Nach der Befreiung kehrten die Schwestern, die zerstreut worden waren, in ihre Gemeinschaften zurück, bildeten größere Gruppen und versuchten, miteinander einen neuen Anfang zu machen. Die Umstände waren so anders als in den 30er Jahren, dass es praktisch ein kompletter Neuanfang war, in einer politischen Situation, die Polen am Kriegsende wieder in Abhängigkeit und Unterdrückung zurückließ – diesmal vom Kommunismus und der Sowjetunion. 1945 wurde die gesamte Kongregation aus den östlichen Gebieten Polens evakuiert, da diese infolge des Vertrags von Jalta an die Sowjetunion fielen (bis 1989, dem Jahr als die Solidarität „aufstand“; gegenwärtig sind diese Gebiete Teil Weißrusslands). Die Schwestern errichteten Häuser im Nordteil des verwüsteten Landes, hauptsächlich in Danzig. Neben dem Aufbau dieser Häuser setzten sich die Schwestern auf vielfältige Weise für die Menschen ein. Manchmal ging auch der Einsatz voraus und war die Grundlage für eine spätere Errichtung einer Gemeinschaft. So war es beispielsweise in Danzig. In der noch brennenden Stadt, in welcher eine Typhusepidemie grassierte, irrten Waisen und kranke Kinder umher. Die Schwestern bauten eine provisorische Baracke und lebten dort zusammen mit den Kindern. Dies ist historisch gesehen die Keimzelle des Hauses, das 40 Jahre lang die Verwaltung der Pallottinerinnen in Polen beherbergte. Ein bedenkenswerter Zusammentreffen: aus den Umständen und sozialer Not entsteht der Impuls zur Errichtung pallottinischer Gemeinschaften – 1838 in Rom, wo sich die erste Gemeinschaft römischer Pallottinerinnen um die Mädchen bildet, die nach der Choleraepidemie 1837 als Waisen zurückgeblieben waren, und nun 1945 in Danzig.

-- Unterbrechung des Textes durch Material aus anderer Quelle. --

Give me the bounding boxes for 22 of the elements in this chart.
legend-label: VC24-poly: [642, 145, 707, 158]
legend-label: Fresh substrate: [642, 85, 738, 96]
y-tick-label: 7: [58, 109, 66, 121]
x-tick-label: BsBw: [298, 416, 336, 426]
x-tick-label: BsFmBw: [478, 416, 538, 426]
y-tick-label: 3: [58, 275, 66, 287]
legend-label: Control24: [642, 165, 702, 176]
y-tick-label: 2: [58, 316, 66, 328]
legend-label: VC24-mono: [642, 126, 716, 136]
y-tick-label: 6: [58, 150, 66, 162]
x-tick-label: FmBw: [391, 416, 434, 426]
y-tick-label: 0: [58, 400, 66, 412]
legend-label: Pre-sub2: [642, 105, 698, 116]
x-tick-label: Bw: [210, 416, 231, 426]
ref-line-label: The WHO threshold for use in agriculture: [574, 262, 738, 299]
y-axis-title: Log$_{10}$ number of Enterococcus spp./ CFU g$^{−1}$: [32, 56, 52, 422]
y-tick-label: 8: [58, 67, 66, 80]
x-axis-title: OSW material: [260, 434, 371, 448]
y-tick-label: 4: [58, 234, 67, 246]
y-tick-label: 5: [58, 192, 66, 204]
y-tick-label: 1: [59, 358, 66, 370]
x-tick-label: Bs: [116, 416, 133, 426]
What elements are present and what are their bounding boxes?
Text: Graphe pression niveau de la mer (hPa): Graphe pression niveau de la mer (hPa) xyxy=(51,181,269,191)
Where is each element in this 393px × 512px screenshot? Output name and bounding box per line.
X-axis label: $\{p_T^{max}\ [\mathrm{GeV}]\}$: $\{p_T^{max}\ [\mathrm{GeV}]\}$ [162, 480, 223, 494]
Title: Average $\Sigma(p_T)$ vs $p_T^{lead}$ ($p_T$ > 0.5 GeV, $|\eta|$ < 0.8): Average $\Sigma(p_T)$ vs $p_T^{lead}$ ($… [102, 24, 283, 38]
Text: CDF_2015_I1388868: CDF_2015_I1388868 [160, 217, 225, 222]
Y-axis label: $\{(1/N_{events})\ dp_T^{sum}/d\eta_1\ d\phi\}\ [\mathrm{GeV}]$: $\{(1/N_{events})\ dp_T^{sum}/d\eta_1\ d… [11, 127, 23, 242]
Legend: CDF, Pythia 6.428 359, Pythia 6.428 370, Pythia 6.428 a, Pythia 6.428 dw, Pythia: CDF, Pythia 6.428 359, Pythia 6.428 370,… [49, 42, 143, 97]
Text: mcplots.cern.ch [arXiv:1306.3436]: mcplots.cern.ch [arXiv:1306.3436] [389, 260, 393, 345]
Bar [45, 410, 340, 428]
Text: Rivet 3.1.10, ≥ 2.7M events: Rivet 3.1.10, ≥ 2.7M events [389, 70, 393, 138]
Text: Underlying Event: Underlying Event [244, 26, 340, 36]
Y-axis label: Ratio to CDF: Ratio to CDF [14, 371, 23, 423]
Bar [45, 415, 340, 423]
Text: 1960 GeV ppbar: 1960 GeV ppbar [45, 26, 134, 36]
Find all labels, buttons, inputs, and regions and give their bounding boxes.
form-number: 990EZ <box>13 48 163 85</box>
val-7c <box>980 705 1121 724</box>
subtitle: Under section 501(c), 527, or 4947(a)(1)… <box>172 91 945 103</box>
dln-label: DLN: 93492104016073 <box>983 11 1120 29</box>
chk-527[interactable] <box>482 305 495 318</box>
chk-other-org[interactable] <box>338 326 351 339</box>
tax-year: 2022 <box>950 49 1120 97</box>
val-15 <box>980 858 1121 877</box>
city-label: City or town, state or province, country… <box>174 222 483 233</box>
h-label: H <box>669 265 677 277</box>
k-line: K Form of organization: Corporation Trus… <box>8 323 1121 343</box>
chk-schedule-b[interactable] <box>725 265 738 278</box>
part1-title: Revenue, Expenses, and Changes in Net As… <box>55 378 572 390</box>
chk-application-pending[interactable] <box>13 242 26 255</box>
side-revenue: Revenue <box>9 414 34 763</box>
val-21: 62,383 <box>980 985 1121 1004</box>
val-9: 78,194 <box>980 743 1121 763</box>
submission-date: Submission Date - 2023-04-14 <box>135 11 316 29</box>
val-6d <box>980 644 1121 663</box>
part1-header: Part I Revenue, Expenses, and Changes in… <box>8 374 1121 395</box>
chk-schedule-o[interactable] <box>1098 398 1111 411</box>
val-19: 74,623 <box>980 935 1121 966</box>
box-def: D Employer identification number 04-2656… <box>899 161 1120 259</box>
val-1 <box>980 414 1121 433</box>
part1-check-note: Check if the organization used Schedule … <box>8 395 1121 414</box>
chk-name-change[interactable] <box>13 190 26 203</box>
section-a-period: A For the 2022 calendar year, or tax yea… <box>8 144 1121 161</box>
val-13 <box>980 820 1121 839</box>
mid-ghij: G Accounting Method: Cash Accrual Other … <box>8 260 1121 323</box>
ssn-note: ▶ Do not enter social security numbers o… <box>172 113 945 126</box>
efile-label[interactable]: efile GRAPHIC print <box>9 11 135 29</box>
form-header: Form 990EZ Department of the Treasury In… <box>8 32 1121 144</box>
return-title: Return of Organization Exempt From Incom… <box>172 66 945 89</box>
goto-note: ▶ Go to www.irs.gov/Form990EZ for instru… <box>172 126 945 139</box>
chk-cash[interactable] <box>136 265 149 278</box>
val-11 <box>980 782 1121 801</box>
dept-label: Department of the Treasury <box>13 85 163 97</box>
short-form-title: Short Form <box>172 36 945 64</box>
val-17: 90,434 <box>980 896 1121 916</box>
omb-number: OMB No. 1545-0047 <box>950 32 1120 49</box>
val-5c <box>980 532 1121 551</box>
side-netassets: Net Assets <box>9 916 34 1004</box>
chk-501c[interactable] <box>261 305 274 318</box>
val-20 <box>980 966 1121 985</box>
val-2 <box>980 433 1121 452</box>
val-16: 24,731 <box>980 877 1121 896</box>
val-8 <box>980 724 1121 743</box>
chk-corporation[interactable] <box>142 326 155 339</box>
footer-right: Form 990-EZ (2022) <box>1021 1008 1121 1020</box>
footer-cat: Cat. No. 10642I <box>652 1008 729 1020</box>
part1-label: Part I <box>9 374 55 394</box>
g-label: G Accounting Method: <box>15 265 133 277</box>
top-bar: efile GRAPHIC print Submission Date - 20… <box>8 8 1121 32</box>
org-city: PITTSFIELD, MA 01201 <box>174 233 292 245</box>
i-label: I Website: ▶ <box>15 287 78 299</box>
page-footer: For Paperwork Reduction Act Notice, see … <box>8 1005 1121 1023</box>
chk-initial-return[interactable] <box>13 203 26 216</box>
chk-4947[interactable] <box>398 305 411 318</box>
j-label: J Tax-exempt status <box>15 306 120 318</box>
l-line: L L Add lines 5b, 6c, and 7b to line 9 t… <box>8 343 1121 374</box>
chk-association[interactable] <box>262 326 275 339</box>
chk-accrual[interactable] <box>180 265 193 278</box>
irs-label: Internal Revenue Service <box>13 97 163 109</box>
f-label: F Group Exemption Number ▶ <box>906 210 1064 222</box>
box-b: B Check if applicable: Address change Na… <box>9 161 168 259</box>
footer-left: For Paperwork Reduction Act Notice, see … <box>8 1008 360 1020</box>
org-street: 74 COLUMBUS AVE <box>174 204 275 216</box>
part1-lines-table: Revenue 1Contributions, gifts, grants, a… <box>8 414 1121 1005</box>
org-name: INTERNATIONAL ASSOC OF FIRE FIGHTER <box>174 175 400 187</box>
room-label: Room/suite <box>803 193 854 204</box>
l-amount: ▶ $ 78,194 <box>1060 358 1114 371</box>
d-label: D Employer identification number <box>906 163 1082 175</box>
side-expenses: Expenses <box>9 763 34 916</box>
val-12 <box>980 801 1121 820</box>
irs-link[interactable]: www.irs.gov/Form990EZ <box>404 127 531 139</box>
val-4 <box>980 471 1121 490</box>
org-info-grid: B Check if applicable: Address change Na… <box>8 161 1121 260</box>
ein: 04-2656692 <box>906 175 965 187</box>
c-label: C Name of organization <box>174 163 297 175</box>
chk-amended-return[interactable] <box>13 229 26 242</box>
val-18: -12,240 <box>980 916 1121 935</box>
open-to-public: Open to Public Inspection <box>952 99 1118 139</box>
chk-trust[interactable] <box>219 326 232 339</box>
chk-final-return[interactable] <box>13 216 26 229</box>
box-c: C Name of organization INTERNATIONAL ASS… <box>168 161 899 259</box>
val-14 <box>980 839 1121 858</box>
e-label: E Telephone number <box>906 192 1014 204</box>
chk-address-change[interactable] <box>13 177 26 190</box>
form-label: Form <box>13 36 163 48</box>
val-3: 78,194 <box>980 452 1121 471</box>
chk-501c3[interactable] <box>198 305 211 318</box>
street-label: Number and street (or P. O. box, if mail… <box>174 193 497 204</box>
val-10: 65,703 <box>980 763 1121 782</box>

Im Jahr 1947 wurde die polnische Region der Kongregation in den Rang einer Quasi-Provinz erhoben. Zu dieser Zeit zählte die Kongregation der Pallottinerinnen in Polen 28 Schwestern in fünf Häusern. Die erste Oberin der Quasi- Provinz wurde Sr. Zygmunta Bielawa (Amtszeit: 1947-1962). In den folgenden Jahren, in der die Zahl der Berufungen ständig wuchs, entstanden neue Häuser und Gemeinschaften in verschiedenen Teilen des Landes. 1968, als Sr. Elzbieta Hebel, die zweite Oberin der Pallottinerinnen in Polen, ihr Amt niederlegte, besaß die Quasi-Provinz schon 15 Häuser.

Das Jahr 1968 ist ein zentrales Jahr in den Annalen der polnischen Pallottinerinnen. Das beschlussfassende Generalkapitel des Missionszweiges der Schwestern des Katholischen Apostolats erhob den polnischen Teil der Kongregation in den Status einer Provinz, und das Amt der Provinzoberin wurde Sr. Zygmunta Bielawa übertragen, die dieses Amt bis 1974 innehatte.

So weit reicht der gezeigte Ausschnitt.